Fall spending on back-to-school supplies will tick down from its historic high in 2012, according to a survey by the National Retail Federation (NRF).



Pent-up demand and a growing population of school children put 2012 back-to-school spending over the top and left parents this year with supplies that still work and a significantly shorter shopping list, according to NRF’s poll of 5,635 consumers.

Families with school-age children will spend an average of $634.78 on apparel, shoes, supplies and electronics, down from $688.62 last year. Total spending on back-to-school and back-to-college is expected to reach $72.5 billion.

The biggest portion of back-to-school shoppers’ budgets will go toward apparel and accessories: 95% of those with school-age children will spend an average of $230.85 on fall sweaters, denim and other attire.
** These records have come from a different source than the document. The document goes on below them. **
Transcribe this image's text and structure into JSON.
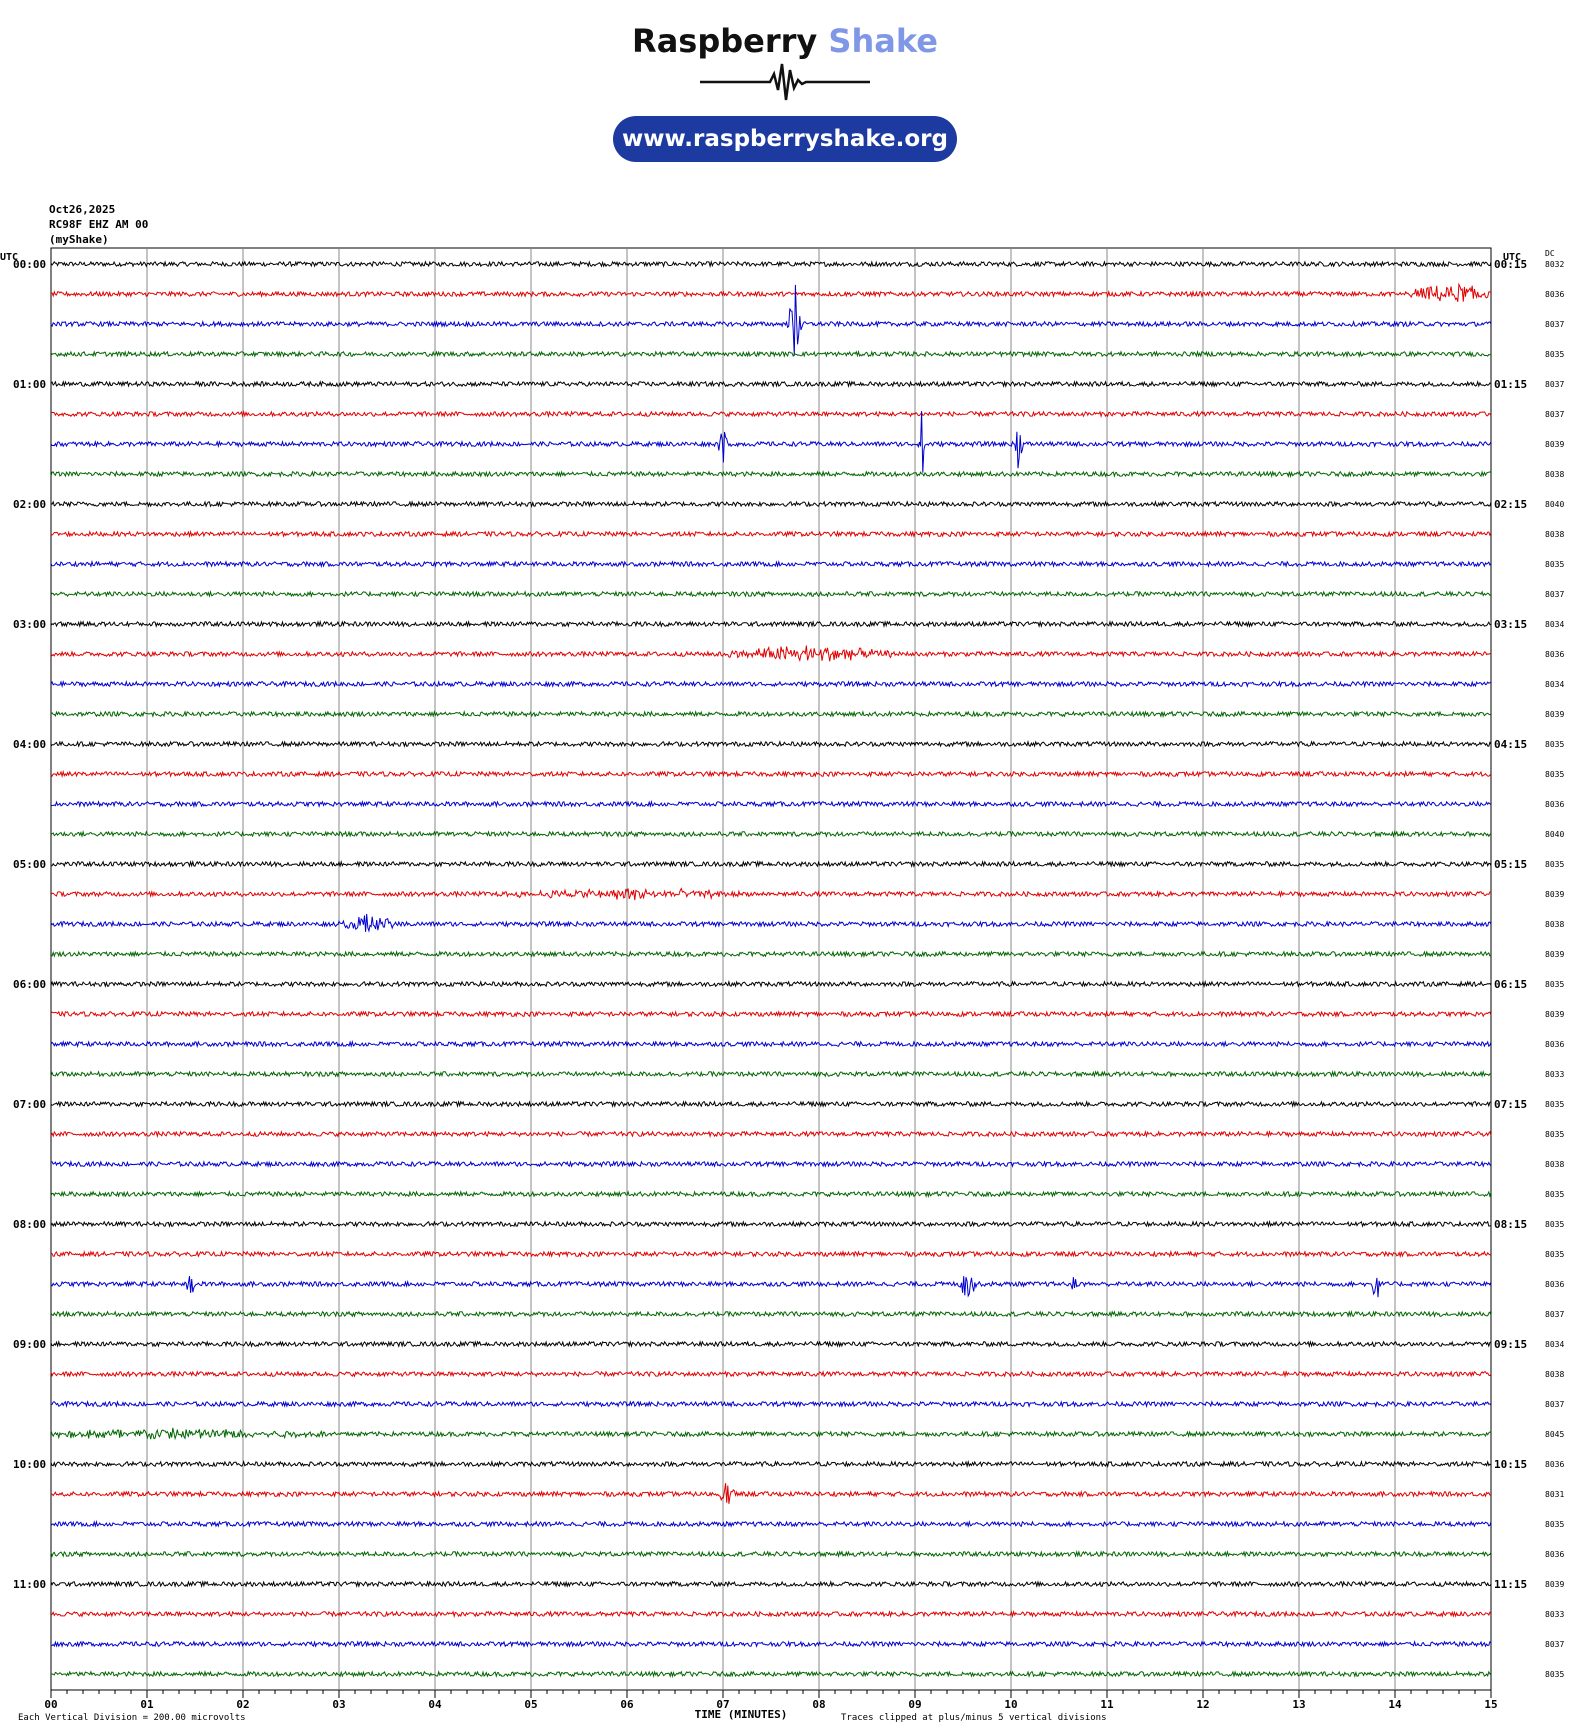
{
  "logo": {
    "brand_left": "Raspberry",
    "brand_right": "Shake",
    "url": "www.raspberryshake.org",
    "brand_color": "#1d3aa0",
    "accent_color": "#7f97e6"
  },
  "header": {
    "date": "Oct26,2025",
    "station": "RC98F EHZ AM 00",
    "source": "(myShake)"
  },
  "footer": {
    "scale_note": "Each Vertical Division =  200.00 microvolts",
    "xaxis_label": "TIME (MINUTES)",
    "clip_note": "Traces clipped at plus/minus 5 vertical divisions"
  },
  "chart_data": {
    "type": "line",
    "title": "",
    "xlabel": "TIME (MINUTES)",
    "ylabel": "",
    "xlim": [
      0,
      15
    ],
    "x_ticks": [
      "00",
      "01",
      "02",
      "03",
      "04",
      "05",
      "06",
      "07",
      "08",
      "09",
      "10",
      "11",
      "12",
      "13",
      "14",
      "15"
    ],
    "left_axis_title": "UTC",
    "right_axis_title": "UTC",
    "dc_header": "DC",
    "left_hour_labels": [
      "00:00",
      "01:00",
      "02:00",
      "03:00",
      "04:00",
      "05:00",
      "06:00",
      "07:00",
      "08:00",
      "09:00",
      "10:00",
      "11:00"
    ],
    "right_hour_labels": [
      "00:15",
      "01:15",
      "02:15",
      "03:15",
      "04:15",
      "05:15",
      "06:15",
      "07:15",
      "08:15",
      "09:15",
      "10:15",
      "11:15"
    ],
    "trace_colors": [
      "#000000",
      "#e00000",
      "#0000d0",
      "#006600"
    ],
    "traces_per_hour": 4,
    "trace_minutes": 15,
    "dc_offsets": [
      "8032",
      "8036",
      "8037",
      "8035",
      "8037",
      "8037",
      "8039",
      "8038",
      "8040",
      "8038",
      "8035",
      "8037",
      "8034",
      "8036",
      "8034",
      "8039",
      "8035",
      "8035",
      "8036",
      "8040",
      "8035",
      "8039",
      "8038",
      "8039",
      "8035",
      "8039",
      "8036",
      "8033",
      "8035",
      "8035",
      "8038",
      "8035",
      "8035",
      "8035",
      "8036",
      "8037",
      "8034",
      "8038",
      "8037",
      "8045",
      "8036",
      "8031",
      "8035",
      "8036",
      "8039",
      "8033",
      "8037",
      "8035"
    ],
    "amplitude_unit": "vertical divisions",
    "clip_divisions": 5,
    "events": [
      {
        "trace": 2,
        "minute": 7.75,
        "amplitude": 5,
        "width": 0.08
      },
      {
        "trace": 1,
        "minute": 14.6,
        "amplitude": 1.2,
        "width": 0.6
      },
      {
        "trace": 6,
        "minute": 7.0,
        "amplitude": 3.5,
        "width": 0.05
      },
      {
        "trace": 6,
        "minute": 9.08,
        "amplitude": 5,
        "width": 0.05
      },
      {
        "trace": 6,
        "minute": 10.08,
        "amplitude": 3.5,
        "width": 0.05
      },
      {
        "trace": 13,
        "minute": 7.9,
        "amplitude": 1.0,
        "width": 1.0
      },
      {
        "trace": 21,
        "minute": 6.0,
        "amplitude": 0.6,
        "width": 1.5
      },
      {
        "trace": 22,
        "minute": 3.3,
        "amplitude": 1.0,
        "width": 0.4
      },
      {
        "trace": 34,
        "minute": 1.45,
        "amplitude": 2.0,
        "width": 0.05
      },
      {
        "trace": 34,
        "minute": 9.55,
        "amplitude": 2.0,
        "width": 0.1
      },
      {
        "trace": 34,
        "minute": 10.65,
        "amplitude": 1.0,
        "width": 0.05
      },
      {
        "trace": 34,
        "minute": 13.8,
        "amplitude": 2.5,
        "width": 0.05
      },
      {
        "trace": 39,
        "minute": 1.3,
        "amplitude": 0.6,
        "width": 2.0
      },
      {
        "trace": 41,
        "minute": 7.05,
        "amplitude": 1.5,
        "width": 0.1
      }
    ]
  }
}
Families will spend an average of $114.39 on shoes and an average of $90.49 on school supplies.

Fewer families with children in grades K-12 will purchase electronics (56%), and those investing in a new tablet or smartphone will spend slightly less than last year.

Eight in ten school shoppers say economic conditions will change their spending. Turning to the Internet to save money, 37% say they will do more comparative shopping online and 18.5% will shop online more often.

Almost a quarter of families (24%) with children in grades K-12 began shopping at least two months before school. Almost half (49%) will shop between three weeks and one month before school, 22% will shop one to two weeks before school, 3% will shop the week school starts and 27% will shop after the start of the season.

Though most school shoppers (67%) will visit their favorite discount store for school items as they did last year, 51.5% will shop at a clothing store, 41% will shop at an office supply store, 37% will shop online and 26% will shop at an electronics store. One in five will hit their local drug store and 14% will look for goods at thrift/resale stores.

Nearly three in five parents (60%) say their children influence at least half of their back-to-school purchases. Teens will dole out an average of $30.13 of their own money and pre-teens an average of $18.45 to help shop.